Galliano doesn’t call it couture – speaking in a new Margiela podcast, released as the show started, he calls it “artisanal”. “We are trying to define what artisanal means for us,” he said. “It’s rooted in craftsmanship and is the highest form of dressmaking, but for men. Its backbone is in tailoring, but we are trying to further explore the bias cut.”
The bias cut has been central to Galliano’s womenswear aesthetic since the mid-1980s and is something he has used in former roles at Givenchy, Christian Dior and his own-name label. It is not, however, often found in menswear. For those who don’t know what a bias cut is, Galliano went on to explain on the podcast. “If you had a napkin at home and you hold it like a square, and you pull the left and right sides simultaneously, that’s what is called straight of grain. Now turn that around to a diamond and pull the opposite corners – when you pull you will see what happens. There’s a natural elasticity in the fabric and that’s when you hit the true bias.”
For this spring/summer 2019 collection, which was staged at Margiela’s atelier in Paris, Galliano gave himself the task of cutting the bias not from his usual silk-backed crepe, like he would for women, but from English tweeds more in line with Savile Row suiting. They came in sculpted blazers, sweeping coats and satin suits.
“It’s a never-ending learning process with the bias, because each fabric reacts differently … a dialogue develops and you have to be attentive because it’s alive,” he said. “It teaches you, you can’t read about it from a book … you are not forcing it to do anything, it tells you what to do.”
Embroidered kimono jackets, long red plastic macs, bejewelled corsets and acidic vinyl trousers were noteworthy pieces from the rest of the collection, as was the cowboy boot, which was present in his collections for autumn/winter 2018 too.
The styling was significant. Jackets were nonchalantly thrown over the models’ shoulders to evoke “that spine-tingling moment of an early morning shrug after an after-party, where you don’t actually put the sleeves through your coat, you just put the coat on your shoulders”, said Galliano. Shoulder pads – which were used to give illusions of a cape and, in turn, heroism – evoked a confidence inspired by Humphrey Bogart. “You imagine those early pictures of [him] with the cigarette and with the coat on the shoulders … it’s an attitude, and I have tried to express that through a coat so that we can all have that attitude.”
Galliano also revealed on that podcast that he works with his year-long student placements to put the looks together. “Their view of the world is completely different,” he said. “Of course, one understands it, but you can’t put yourself in those shoes, can you? You can only be alive around these people. As much as they are obsessed with what I do, I am obsessed with what they are thinking, so it’s an ongoing exchange.”

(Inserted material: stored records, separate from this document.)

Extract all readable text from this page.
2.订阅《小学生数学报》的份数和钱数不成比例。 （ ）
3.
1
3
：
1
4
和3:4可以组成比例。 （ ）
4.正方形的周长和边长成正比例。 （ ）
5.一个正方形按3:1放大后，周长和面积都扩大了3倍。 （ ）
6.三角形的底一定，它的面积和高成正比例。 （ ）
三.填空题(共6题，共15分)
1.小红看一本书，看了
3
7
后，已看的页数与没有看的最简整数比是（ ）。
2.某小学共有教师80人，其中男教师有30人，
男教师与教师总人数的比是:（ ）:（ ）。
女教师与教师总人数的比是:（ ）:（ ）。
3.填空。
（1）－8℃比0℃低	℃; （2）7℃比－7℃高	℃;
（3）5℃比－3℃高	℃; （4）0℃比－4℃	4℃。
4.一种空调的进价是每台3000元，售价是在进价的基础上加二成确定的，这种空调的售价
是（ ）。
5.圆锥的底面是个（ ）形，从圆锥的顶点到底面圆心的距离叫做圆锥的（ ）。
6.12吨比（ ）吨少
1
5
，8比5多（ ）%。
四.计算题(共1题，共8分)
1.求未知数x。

Galliano intended to address gender stereotypes with this collection, to show that cutting skills could help “discover a new sensuality, a new sexuality”. He also revealed that he intended to show his womenswear and menswear collections together as of October. The 34 looks shown today were versions of ready-to-wear pieces that will be shown in three months’ time.
Following his sacking from Dior in 2011 following an alleged antisemitic rant, there has been a lot of focus on Galliano’srehabilitation. Since his appointment at Margiela he has been welcomed back into the industry by many. His recent work for the brand has been well received too; in his first year in the job, revenues increased by 30%.
Combining womenswear and menswear, Galliano explaining himself on the podcast and opening the doors to the brand’s atelier (so attendees could see the in-house designers working away as they entered), it all signalled an evolution for the notoriously anonymous brand and very private designer; its deconstructed aesthetic code now infiltrates its processes too.